$15 billion a year. That's what Anthropic is paying SpaceX for access to its Colossus data centers in Memphis, Tennessee, according to details in SpaceX's S-1 IPO filing.
The compute partnership was announced earlier this month, but the price tag only became public through the IPO disclosure. The deal gives Anthropic access to Colossus - a massive facility SpaceX built in Memphis for AI training and inference (the hardware that runs AI models in production). SpaceX confirmed the figures in its S-1, making the arrangement one of the largest compute contracts in the AI industry.
To put $15 billion in context: that's roughly equivalent to Anthropic's total cumulative fundraising through early 2025, now being spent annually on compute alone. Training frontier AI models has always been expensive, but this figure makes clear just how capital-intensive the business has become - requiring hundreds of thousands of specialized chips running continuously for months at a time.
The deal also creates an unusual dynamic: a meaningful slice of Anthropic's revenue from Claude subscriptions and API access flows directly to Elon Musk's company. Musk has been publicly critical of Anthropic's organizational structure, and Anthropic CEO Dario Amodei has been openly skeptical of AI development practices at Musk-affiliated companies. Business relationships, apparently, survive public disagreements.

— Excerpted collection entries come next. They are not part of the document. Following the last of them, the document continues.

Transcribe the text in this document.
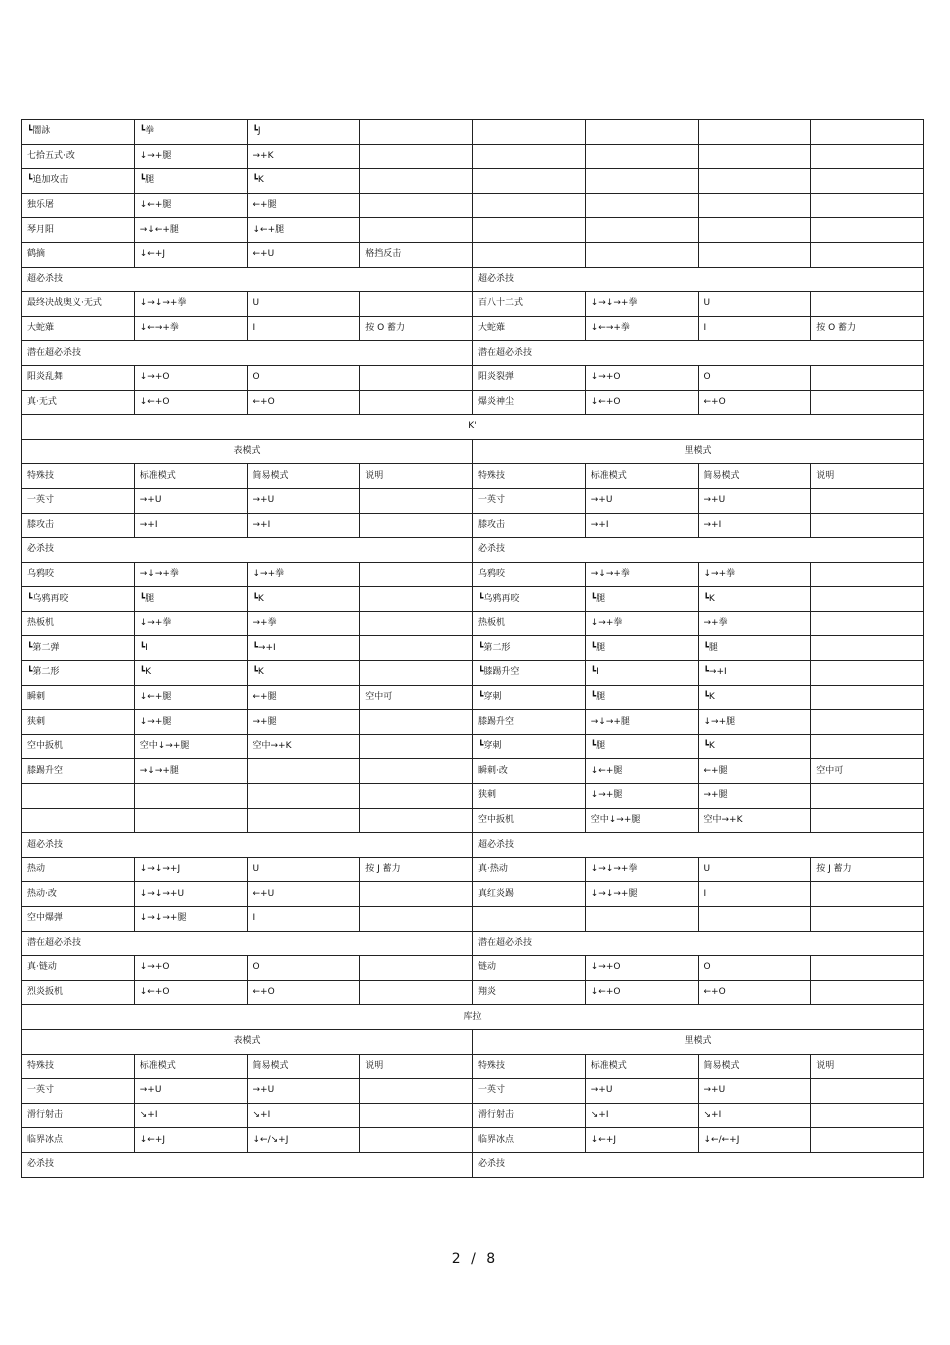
┗闇詠	┗拳	┗J					
七拾五式·改	↓→+腿	→+K					
┗追加攻击	┗腿	┗K					
独乐屠	↓←+腿	←+腿					
琴月阳	→↓←+腿	↓←+腿					
鹤摘	↓←+J	←+U	格挡反击				
超必杀技				超必杀技			
最终决战奥义·无式	↓→↓→+拳	U		百八十二式	↓→↓→+拳	U	
大蛇薙	↓←→+拳	I	按 O 蓄力	大蛇薙	↓←→+拳	I	按 O 蓄力
潜在超必杀技				潜在超必杀技			
阳炎乱舞	↓→+O	O		阳炎裂弹	↓→+O	O	
真·无式	↓←+O	←+O		爆炎神尘	↓←+O	←+O	
K'							
表模式				里模式			
特殊技	标准模式	简易模式	说明	特殊技	标准模式	简易模式	说明
一英寸	→+U	→+U		一英寸	→+U	→+U	
膝攻击	→+I	→+I		膝攻击	→+I	→+I	
必杀技				必杀技			
乌鸦咬	→↓→+拳	↓→+拳		乌鸦咬	→↓→+拳	↓→+拳	
┗乌鸦再咬	┗腿	┗K		┗乌鸦再咬	┗腿	┗K	
热板机	↓→+拳	→+拳		热板机	↓→+拳	→+拳	
┗第二弹	┗I	┗→+I		┗第二形	┗腿	┗腿	
┗第二形	┗K	┗K		┗膝踢升空	┗I	┗→+I	
瞬刺	↓←+腿	←+腿	空中可	┗穿刺	┗腿	┗K	
狭刺	↓→+腿	→+腿		膝踢升空	→↓→+腿	↓→+腿	
空中扳机	空中↓→+腿	空中→+K		┗穿刺	┗腿	┗K	
膝踢升空	→↓→+腿			瞬刺·改	↓←+腿	←+腿	空中可
				狭刺	↓→+腿	→+腿	
				空中扳机	空中↓→+腿	空中→+K	
超必杀技				超必杀技			
热动	↓→↓→+J	U	按 J 蓄力	真·热动	↓→↓→+拳	U	按 J 蓄力
热动·改	↓→↓→+U	←+U		真红炎踢	↓→↓→+腿	I	
空中爆弹	↓→↓→+腿	I					
潜在超必杀技				潜在超必杀技			
真·链动	↓→+O	O		链动	↓→+O	O	
烈炎扳机	↓←+O	←+O		翔炎	↓←+O	←+O	
库拉							
表模式				里模式			
特殊技	标准模式	简易模式	说明	特殊技	标准模式	简易模式	说明
一英寸	→+U	→+U		一英寸	→+U	→+U	
滑行射击	↘+I	↘+I		滑行射击	↘+I	↘+I	
临界冰点	↓←+J	↓←/↘+J		临界冰点	↓←+J	↓←/←+J	
必杀技				必杀技			
2 / 8
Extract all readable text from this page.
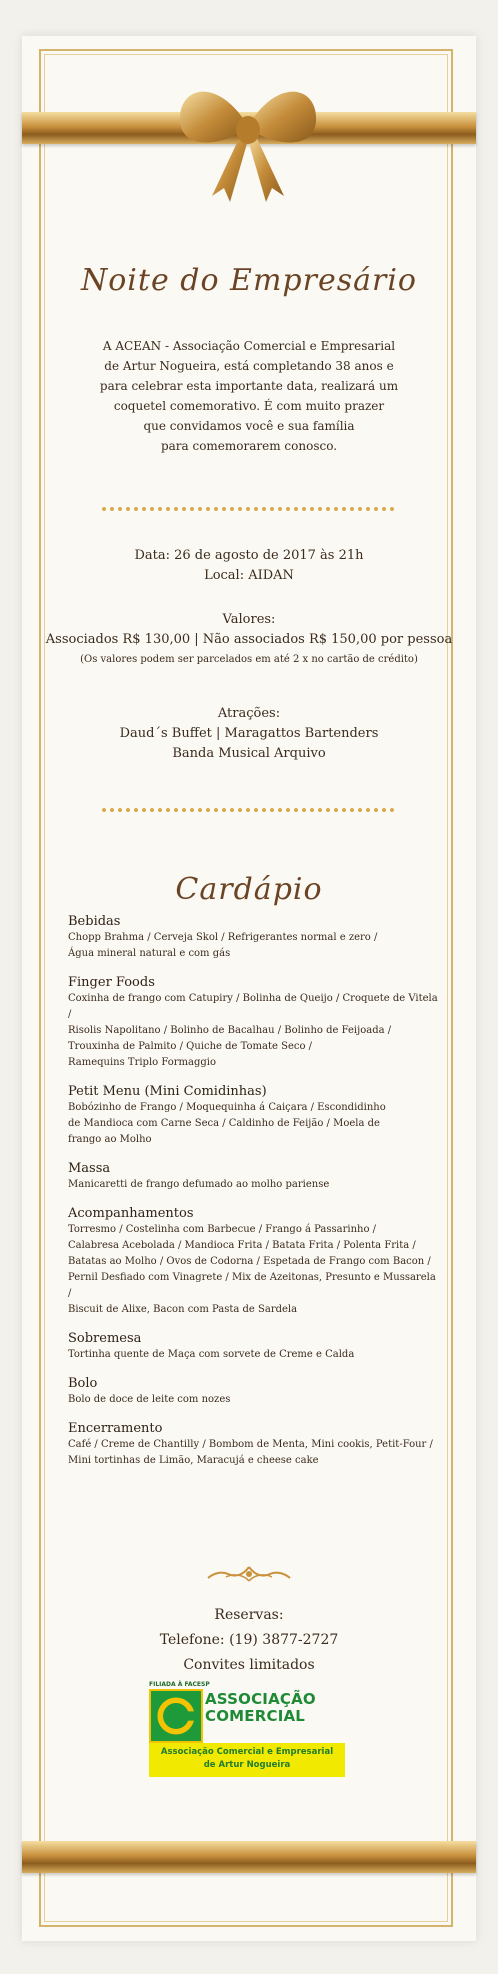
Noite do Empresário
A ACEAN - Associação Comercial e Empresarial
de Artur Nogueira, está completando 38 anos e
para celebrar esta importante data, realizará um
coquetel comemorativo. É com muito prazer
que convidamos você e sua família
para comemorarem conosco.
Data: 26 de agosto de 2017 às 21h
Local: AIDAN
Valores:
Associados R$ 130,00 | Não associados R$ 150,00 por pessoa
(Os valores podem ser parcelados em até 2 x no cartão de crédito)
Atrações:
Daud´s Buffet | Maragattos Bartenders
Banda Musical Arquivo
Cardápio
Bebidas

Chopp Brahma / Cerveja Skol / Refrigerantes normal e zero /

Água mineral natural e com gás

Finger Foods

Coxinha de frango com Catupiry / Bolinha de Queijo / Croquete de Vitela /

Risolis Napolitano / Bolinho de Bacalhau / Bolinho de Feijoada /

Trouxinha de Palmito / Quiche de Tomate Seco /

Ramequins Triplo Formaggio

Petit Menu (Mini Comidinhas)

Bobózinho de Frango / Moquequinha á Caiçara / Escondidinho

de Mandioca com Carne Seca / Caldinho de Feijão / Moela de

frango ao Molho

Massa

Manicaretti de frango defumado ao molho pariense

Acompanhamentos

Torresmo / Costelinha com Barbecue / Frango á Passarinho /

Calabresa Acebolada / Mandioca Frita / Batata Frita / Polenta Frita /

Batatas ao Molho / Ovos de Codorna / Espetada de Frango com Bacon /

Pernil Desfiado com Vinagrete / Mix de Azeitonas, Presunto e Mussarela /

Biscuit de Alixe, Bacon com Pasta de Sardela

Sobremesa

Tortinha quente de Maça com sorvete de Creme e Calda

Bolo

Bolo de doce de leite com nozes

Encerramento

Café / Creme de Chantilly / Bombom de Menta, Mini cookis, Petit-Four /

Mini tortinhas de Limão, Maracujá e cheese cake

Reservas:
Telefone: (19) 3877-2727
Convites limitados
FILIADA À FACESP
ASSOCIAÇÃO
COMERCIAL
Associação Comercial e Empresarial
de Artur Nogueira
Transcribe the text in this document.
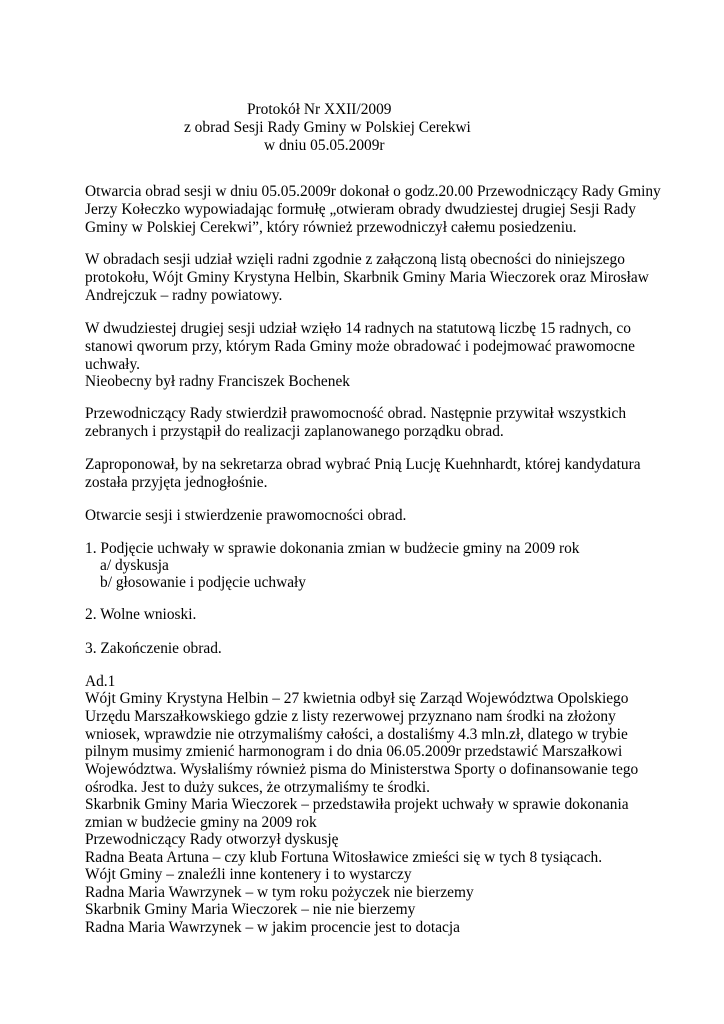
Protokół Nr XXII/2009
z obrad Sesji Rady Gminy w Polskiej Cerekwi
w dniu 05.05.2009r
Otwarcia obrad sesji w dniu 05.05.2009r dokonał o godz.20.00 Przewodniczący Rady Gminy
Jerzy Kołeczko wypowiadając formułę „otwieram obrady dwudziestej drugiej Sesji Rady
Gminy w Polskiej Cerekwi”, który również przewodniczył całemu posiedzeniu.
W obradach sesji udział wzięli radni zgodnie z załączoną listą obecności do niniejszego
protokołu, Wójt Gminy Krystyna Helbin, Skarbnik Gminy Maria Wieczorek oraz Mirosław
Andrejczuk – radny powiatowy.
W dwudziestej drugiej sesji udział wzięło 14 radnych na statutową liczbę 15 radnych, co
stanowi qworum przy, którym Rada Gminy może obradować i podejmować prawomocne
uchwały.
Nieobecny był radny Franciszek Bochenek
Przewodniczący Rady stwierdził prawomocność obrad. Następnie przywitał wszystkich
zebranych i przystąpił do realizacji zaplanowanego porządku obrad.
Zaproponował, by na sekretarza obrad wybrać Pnią Lucję Kuehnhardt, której kandydatura
została przyjęta jednogłośnie.
Otwarcie sesji i stwierdzenie prawomocności obrad.
1. Podjęcie uchwały w sprawie dokonania zmian w budżecie gminy na 2009 rok
a/ dyskusja
b/ głosowanie i podjęcie uchwały
2. Wolne wnioski.
3. Zakończenie obrad.
Ad.1
Wójt Gminy Krystyna Helbin – 27 kwietnia odbył się Zarząd Województwa Opolskiego
Urzędu Marszałkowskiego gdzie z listy rezerwowej przyznano nam środki na złożony
wniosek, wprawdzie nie otrzymaliśmy całości, a dostaliśmy 4.3 mln.zł, dlatego w trybie
pilnym musimy zmienić harmonogram i do dnia 06.05.2009r przedstawić Marszałkowi
Województwa. Wysłaliśmy również pisma do Ministerstwa Sporty o dofinansowanie tego
ośrodka. Jest to duży sukces, że otrzymaliśmy te środki.
Skarbnik Gminy Maria Wieczorek – przedstawiła projekt uchwały w sprawie dokonania
zmian w budżecie gminy na 2009 rok
Przewodniczący Rady otworzył dyskusję
Radna Beata Artuna – czy klub Fortuna Witosławice zmieści się w tych 8 tysiącach.
Wójt Gminy – znaleźli inne kontenery i to wystarczy
Radna Maria Wawrzynek – w tym roku pożyczek nie bierzemy
Skarbnik Gminy Maria Wieczorek – nie nie bierzemy
Radna Maria Wawrzynek – w jakim procencie jest to dotacja
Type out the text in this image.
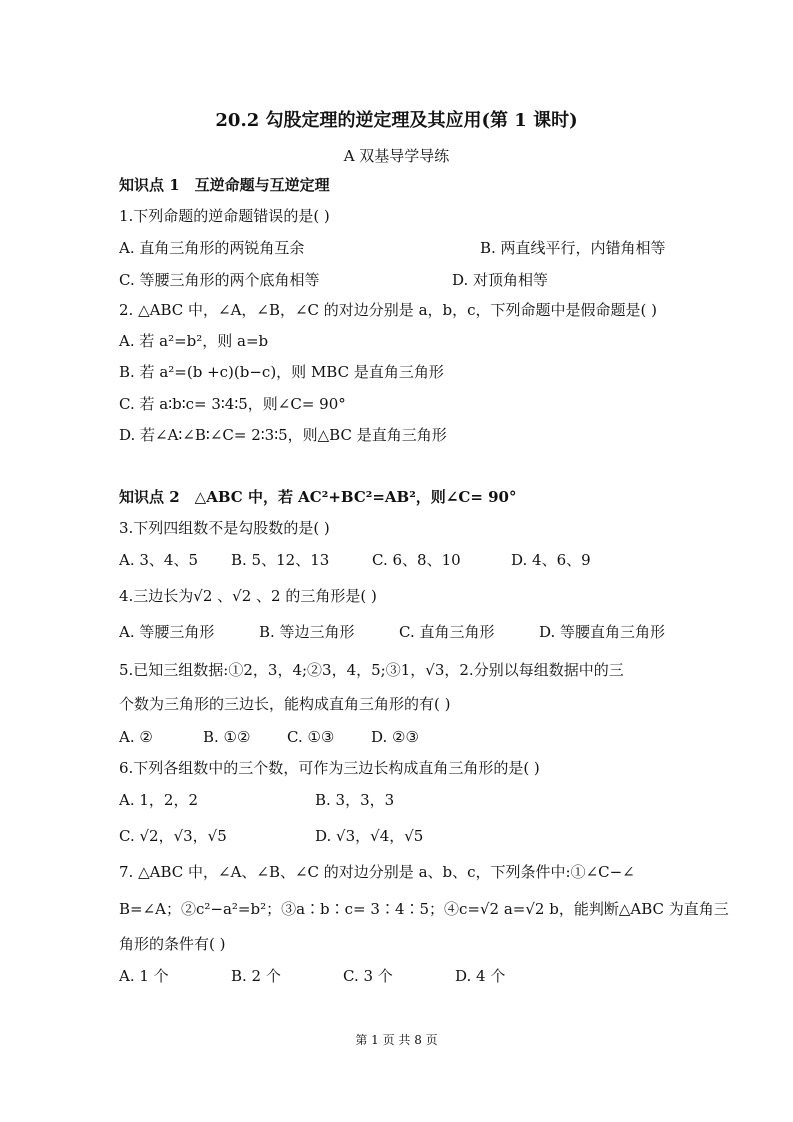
20.2 勾股定理的逆定理及其应用(第 1 课时)
A 双基导学导练
知识点 1　互逆命题与互逆定理
1.下列命题的逆命题错误的是( )
A. 直角三角形的两锐角互余	B. 两直线平行，内错角相等
C. 等腰三角形的两个底角相等	D. 对顶角相等
2. △ABC 中，∠A，∠B，∠C 的对边分别是 a，b，c，下列命题中是假命题是( )
A. 若 a²=b²，则 a=b
B. 若 a²=(b +c)(b−c)，则 MBC 是直角三角形
C. 若 a∶b∶c= 3∶4∶5，则∠C= 90°
D. 若∠A∶∠B∶∠C= 2∶3∶5，则△BC 是直角三角形
知识点 2　△ABC 中，若 AC²+BC²=AB²，则∠C= 90°
3.下列四组数不是勾股数的是( )
A. 3、4、5 B. 5、12、13	C. 6、8、10	D. 4、6、9
4.三边长为√2 、√2 、2 的三角形是( )
A. 等腰三角形	B. 等边三角形	C. 直角三角形	D. 等腰直角三角形
5.已知三组数据:①2，3，4;②3，4，5;③1，√3，2.分别以每组数据中的三
个数为三角形的三边长，能构成直角三角形的有( )
A. ②	B. ①② C. ①③ D. ②③
6.下列各组数中的三个数，可作为三边长构成直角三角形的是( )
A. 1，2，2	B. 3，3，3
C. √2，√3，√5	D. √3，√4，√5
7. △ABC 中，∠A、∠B、∠C 的对边分别是 a、b、c，下列条件中:①∠C−∠
B=∠A；②c²−a²=b²；③a∶b∶c= 3∶4∶5；④c=√2 a=√2 b，能判断△ABC 为直角三
角形的条件有( )
A. 1 个	B. 2 个	C. 3 个	D. 4 个
第 1 页 共 8 页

For Claude users, the practical upside is more compute capacity supporting model development and faster inference. The downside is that a $15 billion annual compute bill helps explain why AI API pricing remains high across the industry and why Anthropic continues to raise large capital rounds despite significant revenue growth.
SpaceX presenting this deal prominently in its IPO filing - not burying it in footnotes - signals that the Colossus data center business is becoming a meaningful revenue line for SpaceX, not a favor to a tech ally.